For the third year in a row, Gov. Tom Wolf is proposing a fee on municipalities that rely strictly on Pennsylvania State Police for police coverage.

Wolf included a sliding scale fee for the nearly 1,300 Pennsylvania municipalities that do not have a municipal police department in his 2019-20 budget proposal.

The fee ranges from $8 per person for municipalities with 2,000 or fewer residents to $166 per person for municipalities with 20,000 or more residents. It would generate an estimated $103 million each year.

Wolf is not the first governor to attempt to seek reimbursement for State Police services.

The debate over whether municipalities that do not have a police department should pay more for the services they receive from State Police dates back several decades.

State troopers are the only police force in 1,291 of the state’s 2,561 municipalities, according to state data. Another 419 municipalities get part-time coverage. The remaining 851 pay for their own police force or share.

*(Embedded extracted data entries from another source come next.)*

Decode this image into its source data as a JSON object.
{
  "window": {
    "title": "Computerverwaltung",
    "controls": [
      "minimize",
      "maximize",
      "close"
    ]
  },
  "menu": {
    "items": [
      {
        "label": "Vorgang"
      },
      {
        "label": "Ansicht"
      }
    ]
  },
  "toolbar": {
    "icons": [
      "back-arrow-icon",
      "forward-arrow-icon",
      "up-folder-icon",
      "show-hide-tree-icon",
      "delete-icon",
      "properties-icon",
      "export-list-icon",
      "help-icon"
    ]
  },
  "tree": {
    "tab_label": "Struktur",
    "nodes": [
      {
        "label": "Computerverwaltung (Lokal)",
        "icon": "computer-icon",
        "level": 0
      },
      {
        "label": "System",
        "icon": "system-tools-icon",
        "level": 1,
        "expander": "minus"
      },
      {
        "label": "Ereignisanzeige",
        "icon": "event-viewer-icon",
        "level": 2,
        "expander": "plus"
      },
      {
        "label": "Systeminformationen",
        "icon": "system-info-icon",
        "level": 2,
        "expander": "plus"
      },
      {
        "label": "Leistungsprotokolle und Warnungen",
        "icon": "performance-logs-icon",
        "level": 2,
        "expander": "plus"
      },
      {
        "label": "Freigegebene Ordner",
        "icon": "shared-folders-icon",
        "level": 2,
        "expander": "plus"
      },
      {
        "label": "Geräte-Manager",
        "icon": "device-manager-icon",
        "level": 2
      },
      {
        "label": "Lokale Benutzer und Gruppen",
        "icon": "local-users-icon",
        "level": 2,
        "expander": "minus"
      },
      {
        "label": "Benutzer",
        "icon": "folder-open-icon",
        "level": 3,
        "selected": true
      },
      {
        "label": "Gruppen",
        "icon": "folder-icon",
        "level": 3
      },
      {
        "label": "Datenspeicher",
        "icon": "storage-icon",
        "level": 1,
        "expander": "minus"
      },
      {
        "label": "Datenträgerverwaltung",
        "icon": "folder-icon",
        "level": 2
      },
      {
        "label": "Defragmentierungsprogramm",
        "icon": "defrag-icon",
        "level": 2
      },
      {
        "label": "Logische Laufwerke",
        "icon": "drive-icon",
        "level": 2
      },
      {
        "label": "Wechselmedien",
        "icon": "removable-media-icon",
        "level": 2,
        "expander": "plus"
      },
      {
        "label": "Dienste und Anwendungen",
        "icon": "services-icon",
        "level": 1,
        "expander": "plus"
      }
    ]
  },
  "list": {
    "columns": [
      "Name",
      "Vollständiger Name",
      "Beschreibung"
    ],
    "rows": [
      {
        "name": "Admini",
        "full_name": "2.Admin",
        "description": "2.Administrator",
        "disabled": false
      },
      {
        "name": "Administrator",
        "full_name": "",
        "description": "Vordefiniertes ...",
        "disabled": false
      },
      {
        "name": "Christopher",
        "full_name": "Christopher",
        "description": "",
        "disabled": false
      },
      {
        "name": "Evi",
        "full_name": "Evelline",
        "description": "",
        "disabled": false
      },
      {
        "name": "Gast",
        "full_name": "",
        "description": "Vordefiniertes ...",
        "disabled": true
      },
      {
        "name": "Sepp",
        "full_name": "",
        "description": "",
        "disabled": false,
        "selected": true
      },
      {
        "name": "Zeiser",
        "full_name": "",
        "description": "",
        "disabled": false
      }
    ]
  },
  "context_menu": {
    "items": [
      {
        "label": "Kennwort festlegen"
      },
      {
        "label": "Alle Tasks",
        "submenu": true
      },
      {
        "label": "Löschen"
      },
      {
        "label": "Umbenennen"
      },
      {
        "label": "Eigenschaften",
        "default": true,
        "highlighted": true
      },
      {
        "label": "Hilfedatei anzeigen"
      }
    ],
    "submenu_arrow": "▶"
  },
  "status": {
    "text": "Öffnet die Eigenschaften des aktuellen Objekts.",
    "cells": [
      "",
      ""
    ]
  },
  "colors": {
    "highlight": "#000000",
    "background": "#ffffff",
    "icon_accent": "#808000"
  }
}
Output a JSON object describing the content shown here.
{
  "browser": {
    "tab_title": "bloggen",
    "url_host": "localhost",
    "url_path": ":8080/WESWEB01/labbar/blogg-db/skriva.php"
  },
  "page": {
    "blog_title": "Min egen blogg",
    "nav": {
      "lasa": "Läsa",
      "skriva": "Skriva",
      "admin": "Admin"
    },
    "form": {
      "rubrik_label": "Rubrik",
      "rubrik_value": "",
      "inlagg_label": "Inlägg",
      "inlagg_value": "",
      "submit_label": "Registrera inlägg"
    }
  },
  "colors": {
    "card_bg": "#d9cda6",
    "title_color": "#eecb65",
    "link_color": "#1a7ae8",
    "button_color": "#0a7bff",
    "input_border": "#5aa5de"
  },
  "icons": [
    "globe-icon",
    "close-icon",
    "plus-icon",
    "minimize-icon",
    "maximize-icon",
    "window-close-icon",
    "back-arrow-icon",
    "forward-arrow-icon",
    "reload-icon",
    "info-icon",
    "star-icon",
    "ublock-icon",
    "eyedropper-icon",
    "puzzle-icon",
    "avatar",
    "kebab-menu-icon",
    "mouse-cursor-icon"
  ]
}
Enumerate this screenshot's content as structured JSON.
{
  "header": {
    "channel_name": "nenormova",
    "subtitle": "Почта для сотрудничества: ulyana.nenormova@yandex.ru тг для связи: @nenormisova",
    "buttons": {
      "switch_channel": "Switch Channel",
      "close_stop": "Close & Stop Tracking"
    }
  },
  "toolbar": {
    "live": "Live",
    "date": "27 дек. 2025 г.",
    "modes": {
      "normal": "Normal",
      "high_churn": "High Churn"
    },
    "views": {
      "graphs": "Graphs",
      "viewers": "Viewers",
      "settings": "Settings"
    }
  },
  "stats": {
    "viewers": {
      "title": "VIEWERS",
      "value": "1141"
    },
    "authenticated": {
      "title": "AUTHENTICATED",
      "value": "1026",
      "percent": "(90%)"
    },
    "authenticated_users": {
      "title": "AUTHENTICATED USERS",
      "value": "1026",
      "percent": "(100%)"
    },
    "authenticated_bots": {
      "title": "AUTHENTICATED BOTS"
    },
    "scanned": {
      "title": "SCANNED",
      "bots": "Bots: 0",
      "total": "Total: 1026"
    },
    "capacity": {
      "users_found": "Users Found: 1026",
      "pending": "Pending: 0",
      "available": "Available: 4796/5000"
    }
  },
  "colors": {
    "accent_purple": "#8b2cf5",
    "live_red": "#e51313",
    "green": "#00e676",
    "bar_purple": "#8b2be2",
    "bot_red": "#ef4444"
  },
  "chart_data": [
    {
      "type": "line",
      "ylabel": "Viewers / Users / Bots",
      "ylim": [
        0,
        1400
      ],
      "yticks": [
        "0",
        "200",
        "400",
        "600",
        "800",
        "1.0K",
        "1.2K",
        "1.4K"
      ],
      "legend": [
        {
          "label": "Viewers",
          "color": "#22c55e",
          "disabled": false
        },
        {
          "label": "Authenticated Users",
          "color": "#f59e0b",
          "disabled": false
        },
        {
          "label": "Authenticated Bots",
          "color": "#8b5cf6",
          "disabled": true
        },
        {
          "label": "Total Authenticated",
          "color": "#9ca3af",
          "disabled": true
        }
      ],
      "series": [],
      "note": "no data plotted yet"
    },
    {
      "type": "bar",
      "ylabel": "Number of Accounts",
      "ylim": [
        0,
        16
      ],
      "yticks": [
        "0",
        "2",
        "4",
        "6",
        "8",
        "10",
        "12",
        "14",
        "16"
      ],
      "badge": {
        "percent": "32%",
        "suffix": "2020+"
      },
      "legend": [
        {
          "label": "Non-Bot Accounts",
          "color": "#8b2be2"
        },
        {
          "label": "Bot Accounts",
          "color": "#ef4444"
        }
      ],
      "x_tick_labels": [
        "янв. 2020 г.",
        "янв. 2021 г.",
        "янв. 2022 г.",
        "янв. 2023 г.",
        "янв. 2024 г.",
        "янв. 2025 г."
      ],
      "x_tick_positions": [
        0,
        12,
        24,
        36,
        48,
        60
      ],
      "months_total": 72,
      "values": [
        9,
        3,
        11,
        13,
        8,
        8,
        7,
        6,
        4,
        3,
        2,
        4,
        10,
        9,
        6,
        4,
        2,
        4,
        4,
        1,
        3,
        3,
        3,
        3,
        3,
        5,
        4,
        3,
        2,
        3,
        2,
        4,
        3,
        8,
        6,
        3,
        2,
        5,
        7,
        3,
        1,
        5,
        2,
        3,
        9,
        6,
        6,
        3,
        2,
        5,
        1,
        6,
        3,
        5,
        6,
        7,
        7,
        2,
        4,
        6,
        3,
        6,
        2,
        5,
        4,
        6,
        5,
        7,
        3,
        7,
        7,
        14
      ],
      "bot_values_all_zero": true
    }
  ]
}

Roughly half the municipalities in Cumberland County rely solely on State Police, including South Middleton Township where the local State Police barracks is located.

In addition to South Middleton Township, municipalities in the county covered by state police are Newburg Borough and Cooke, Dickinson, Hopewell, Lower Frankford, Lower Mifflin, Monroe, North Newton, Penn, Shippensburg, South Newton, Southampton, Upper Frankford and West Pennsboro townships.

Fund question

Fee proponents argue that municipalities without their own police departments receive more State Police services than those with police departments, and that the expansion of the role of State Police as de facto police department for so many jurisdictions is causing State Police to dip into funds meant for repair and maintenance of roads.

“Pennsylvania State Police provides support and services to every municipality in the commonwealth, whether or not they have a full-time or part-time police department,” State Police spokesman Ryan Tarkowski said.

This includes support with major case investigation, crash reconstruction, aerial support and forensic services, Tarkowski said.

There is reason to believe that jurisdictions without police departments receive more or at least different services from State Police.

Tarkowski said State Police are legislatively mandated to act as the police department for municipalities in the state without local police departments.

Case data

The Sentinel reviewed all criminal cases filed in Cumberland County in 2018 and found Pennsylvania State Police were more than five times more likely to file criminal charges in municipalities that had no police department than they were in municipalities with their own police.

To put it another way, nearly 70 percent of all criminal cases filed by State Police in 2018 in Cumberland County originated in municipalities without police departments, but less than 30 percent of the county’s residents live in those areas, according to the U.S. Census Bureau.

Nearly a quarter of all criminal cases filed by State Police in Cumberland County last year originated in South Middleton Township (15,000 people), the largest municipality in the county without its own police department.

More criminal cases were filed by State Police in South Middleton Township and Shippensburg Township together than were filed in the 17 municipalities in the county with local police departments combined.

If the state were to adopt the fee, South Middleton Township Supervisor Tom Faley told The Sentinel in February it “would be a significant tax” on township residents. Faley said the expected fee would be about $125 per resident and would generate more than $1.6 million.

The township does not have a real estate tax and largely relies on fees from things like real estate transfers and development fees and an earned income tax to fund government operations.

Fewer arrests

There is a trade-off for municipalities that rely on State Police. Those municipalities have fewer arrests and criminal cases than municipalities with local police departments.

Municipalities with local police departments had about 70 percent more criminal cases filed in 2018 than those without, according The Sentinel’s analysis.

Municipalities without a local police actually had a smaller percentage of criminal cases filed with a lead charge graded as a felony — considered a more serious offense — than those with their own police department, The Sentinel found.

“We always say that we have the manpower and the resources in place to answer the call when it’s needed, but there’s no denying that there’s going to be a different level of service based on whether or not a municipality has their own department or relies on State Police,” Tarkowski said. “I can’t sit here and say that response times or responsiveness are going to be the same between State Police and a local department. It’s just the facts.”